For homicides, Germany had 260 in 2026. That would amount to 1135 projected to the US population difference. France (again a worst case) has 734 per year. In US terms that would be equal to the US having 3772 per year. Adjusted for population, the US has around 5x the number of France and 16x the number of homicides Germany has. Other western european countries are much lower.
> America is pretty good -- don't anecdotes from the internet says deter you.
It's not merely anecdotes; there's plenty of hard data. The US locks up more people in absolute numbers than any country in the world, including China, which has 4 times the population and a totalitarian government. Per capita, the only countries with more inmates are a handful of tiny Carribean islands, I believe.
Law enforcement is structurally not being held accountable. Stories about police officers killing or tazering unarmed and even disabled people abound, usually followed up by a story that nobody got charged with any wrongdoing (except maybe the victim).
In talks online, I notice that a lot of Americans are afraid of the police. Tons of websites warn not to say anything to the police. The message that the police cannot be trusted is everywhere.
This is not the image of healthy, democratic, rule of law. It's a police state.
>The danger of being shot every time they get a call to a scene is very real. This creates the mentality of shooting first and asking questions later.
>Hot headed officers?! In a country where everybody can own a gun there is a real fear of getting shot. The only worse profession is to be in the army.

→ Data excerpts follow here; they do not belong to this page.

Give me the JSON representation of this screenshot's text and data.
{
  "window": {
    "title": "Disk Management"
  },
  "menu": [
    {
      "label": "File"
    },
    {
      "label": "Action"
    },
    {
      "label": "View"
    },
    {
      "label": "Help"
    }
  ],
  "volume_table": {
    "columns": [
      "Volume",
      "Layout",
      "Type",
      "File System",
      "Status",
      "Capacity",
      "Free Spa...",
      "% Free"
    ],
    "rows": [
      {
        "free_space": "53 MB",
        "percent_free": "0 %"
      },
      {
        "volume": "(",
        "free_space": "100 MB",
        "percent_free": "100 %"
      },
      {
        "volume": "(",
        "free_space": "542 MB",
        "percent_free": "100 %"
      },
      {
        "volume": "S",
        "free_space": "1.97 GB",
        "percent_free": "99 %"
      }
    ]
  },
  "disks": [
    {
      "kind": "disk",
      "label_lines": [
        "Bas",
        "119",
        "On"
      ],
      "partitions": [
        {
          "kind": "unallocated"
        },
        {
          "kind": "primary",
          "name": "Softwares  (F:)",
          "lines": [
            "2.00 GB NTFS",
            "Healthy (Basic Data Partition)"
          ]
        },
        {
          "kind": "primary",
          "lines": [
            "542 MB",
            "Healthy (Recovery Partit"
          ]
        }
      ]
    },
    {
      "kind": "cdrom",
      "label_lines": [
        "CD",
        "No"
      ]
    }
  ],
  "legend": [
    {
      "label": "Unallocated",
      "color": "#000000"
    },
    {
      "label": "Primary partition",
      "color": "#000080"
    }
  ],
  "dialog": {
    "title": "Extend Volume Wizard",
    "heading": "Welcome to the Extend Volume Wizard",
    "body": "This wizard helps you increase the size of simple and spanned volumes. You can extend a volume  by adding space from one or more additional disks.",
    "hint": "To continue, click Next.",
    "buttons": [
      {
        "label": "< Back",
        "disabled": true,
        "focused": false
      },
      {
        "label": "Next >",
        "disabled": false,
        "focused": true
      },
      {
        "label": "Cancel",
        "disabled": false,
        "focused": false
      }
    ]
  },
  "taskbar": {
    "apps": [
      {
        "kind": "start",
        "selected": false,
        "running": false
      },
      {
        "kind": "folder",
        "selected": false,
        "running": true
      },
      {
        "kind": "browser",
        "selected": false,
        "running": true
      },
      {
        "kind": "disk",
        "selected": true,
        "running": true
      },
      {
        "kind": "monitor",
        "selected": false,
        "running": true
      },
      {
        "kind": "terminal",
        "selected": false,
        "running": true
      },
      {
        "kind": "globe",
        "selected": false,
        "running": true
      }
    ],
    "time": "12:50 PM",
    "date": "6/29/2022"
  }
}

>Surprisingly other countries have armed police as well, but somehow they wont pull the trigger that often then the Americans. Wonder why... Oh wait, maybe because there is a minuscule chance of being shot by another person?
Oh piss off. The danger of being shot is not nearly what the training videos and boot-lickers will have you believe. Cops don't even crack the top ten for dangerous jobs. As far as well paying blue collar jobs you can get with a highschool diploma goes it's one of the safer ones. Teenagers with light machine guns have no problem working under far more restrictive rules of engagement than the cops have. I think the cops can be reasonably expected to hold their fire until they see a gun or get charged by an armed individual. At the very least they have a responsibility to not unnecessarily escalate situations. This isn't a guns issue, it's an officers too eager to use force issue (as can be seen with how they use tasers and pepper spray).
> The relationship between the police and the public in the states also seems dangerously adversarial and does not inspire me with confidence.
This is greatly exaggerated. Not that the bad things you see in the news don’t happen. Just that most interactions with the police aren’t in fact any more adversarial than in other countries.
I am not white, and I have been stopped by police multiple times in the US, Europe, and Asia, as well as selected for additional screening in airports in the US, London, and the Netherlands.
Whether the police were adversarial or not was not a function of whether they were in the US. Indeed the one time the police actually behaved in a threatening way was in the UK.
> "well, he shouldn't have had a knife in his hand"
Right. German cops, for example, are trained to shoot people in the leg in that scenario. It happens quite frequently and successfully.
American cops seem like they're all on a hair trigger to kill at the slightest hint of danger, rather than as a last resort when they're truly threatened.
That's just laughable. People in the US are not more dangerous than people in Europe or Asia. Lots of dangerous individuals get stopped by police without killing them with 41 bullets. What is more dangerous is the police's behaviour, behaving like an occupying force. US police would also rather kill someone trying to escape from s minor offence than let them get away. Different way of thinking. One values lives above killcount.